Mas é suficiente achatar a curva se dois meses de isolamento das pessoas derrubarem a maioria das economias em 10%? Nenhum dos pacotes fiscais atuais chega perto de 10% do PIB. De fato, na Grande Recessão, apenas a China entregou essa quantia. As propostas do governo do Reino Unido representam apenas 1,5% do PIB, no máximo, enquanto na Itália a cifra é de 1,4% e nos EUA, menos de 1%.

Há uma chance de que até o final de abril tenhamos visto o número total global de casos atingir um ponto de inflexão e começar a cair. É isso que os governos esperam e planejam. Se esse cenário otimista acontecer, o coronavírus não desaparecerá. Tornar-se-á outro patógeno semelhante ao da gripe (sobre o qual sabemos pouco), que nos atingirá todo ano, como seus antecessores. Mas até esses dois meses de bloqueio terão enormes prejuízos econômicos. E os pacotes de estímulo monetário e fiscal planejados não evitarão uma queda profunda, mesmo que reduzam a “curva” em certa medida. O pior ainda está por vir.

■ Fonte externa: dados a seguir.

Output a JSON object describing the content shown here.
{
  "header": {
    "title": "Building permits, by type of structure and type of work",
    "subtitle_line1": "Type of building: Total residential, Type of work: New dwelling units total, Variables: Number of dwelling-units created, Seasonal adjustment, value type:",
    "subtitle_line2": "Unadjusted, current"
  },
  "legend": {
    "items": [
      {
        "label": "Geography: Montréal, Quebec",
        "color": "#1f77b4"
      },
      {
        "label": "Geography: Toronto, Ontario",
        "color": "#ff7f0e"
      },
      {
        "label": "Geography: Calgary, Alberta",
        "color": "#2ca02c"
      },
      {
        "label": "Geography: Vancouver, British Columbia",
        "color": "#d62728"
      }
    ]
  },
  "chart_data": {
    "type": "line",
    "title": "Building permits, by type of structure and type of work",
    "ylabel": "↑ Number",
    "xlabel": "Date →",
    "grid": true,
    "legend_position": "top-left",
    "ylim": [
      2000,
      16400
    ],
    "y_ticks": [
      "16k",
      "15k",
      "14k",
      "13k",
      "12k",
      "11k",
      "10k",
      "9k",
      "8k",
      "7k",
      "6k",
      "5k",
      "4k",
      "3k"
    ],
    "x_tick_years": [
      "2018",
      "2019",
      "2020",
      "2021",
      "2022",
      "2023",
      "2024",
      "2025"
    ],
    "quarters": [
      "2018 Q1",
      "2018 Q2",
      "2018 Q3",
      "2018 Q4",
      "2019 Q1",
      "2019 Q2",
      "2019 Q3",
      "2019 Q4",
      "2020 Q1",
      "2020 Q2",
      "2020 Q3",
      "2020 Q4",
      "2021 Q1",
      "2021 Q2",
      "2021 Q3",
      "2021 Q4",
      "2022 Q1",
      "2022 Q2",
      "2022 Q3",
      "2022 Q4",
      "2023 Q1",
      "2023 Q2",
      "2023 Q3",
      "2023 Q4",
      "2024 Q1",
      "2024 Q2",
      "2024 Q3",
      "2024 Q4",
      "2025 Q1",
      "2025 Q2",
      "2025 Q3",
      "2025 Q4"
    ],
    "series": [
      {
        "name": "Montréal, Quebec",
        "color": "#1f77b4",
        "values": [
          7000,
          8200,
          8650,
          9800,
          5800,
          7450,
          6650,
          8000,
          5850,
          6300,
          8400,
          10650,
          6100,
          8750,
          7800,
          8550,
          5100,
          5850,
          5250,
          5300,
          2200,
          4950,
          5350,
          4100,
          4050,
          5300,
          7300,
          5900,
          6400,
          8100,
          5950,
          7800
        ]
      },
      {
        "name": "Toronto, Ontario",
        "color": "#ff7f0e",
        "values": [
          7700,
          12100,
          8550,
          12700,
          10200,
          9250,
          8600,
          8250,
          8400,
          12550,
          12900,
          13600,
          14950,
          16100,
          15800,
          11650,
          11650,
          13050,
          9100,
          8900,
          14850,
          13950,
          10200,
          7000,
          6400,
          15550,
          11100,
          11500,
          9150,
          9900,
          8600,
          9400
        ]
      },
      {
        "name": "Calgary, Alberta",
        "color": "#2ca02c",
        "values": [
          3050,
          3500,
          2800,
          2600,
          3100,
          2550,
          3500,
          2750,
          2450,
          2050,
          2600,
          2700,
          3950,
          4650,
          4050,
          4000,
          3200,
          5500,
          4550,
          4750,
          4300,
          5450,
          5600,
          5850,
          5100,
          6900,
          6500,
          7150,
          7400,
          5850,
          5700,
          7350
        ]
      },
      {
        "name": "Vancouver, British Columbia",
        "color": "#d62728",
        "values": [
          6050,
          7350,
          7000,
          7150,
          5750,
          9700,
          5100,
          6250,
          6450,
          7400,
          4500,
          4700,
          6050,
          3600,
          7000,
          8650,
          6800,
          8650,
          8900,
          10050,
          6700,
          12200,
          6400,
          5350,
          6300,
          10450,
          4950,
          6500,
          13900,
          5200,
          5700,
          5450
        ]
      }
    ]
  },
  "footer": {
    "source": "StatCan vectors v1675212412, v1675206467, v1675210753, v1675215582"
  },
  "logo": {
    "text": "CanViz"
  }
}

*Michael Roberts é um economista marxista e autor dos livros: “The Long Depression: Marxism and the Global Crisis of Capitalism”, de 2016, e “World in Crisis: A Global Analysis of Marx’s Law of Profitability”, de 2018. Atualmente escreve em seu blog, “The Next Recession”, e está fazendo análises importantes sobre a crise econômica e os limites de sua relação com o coronavírus.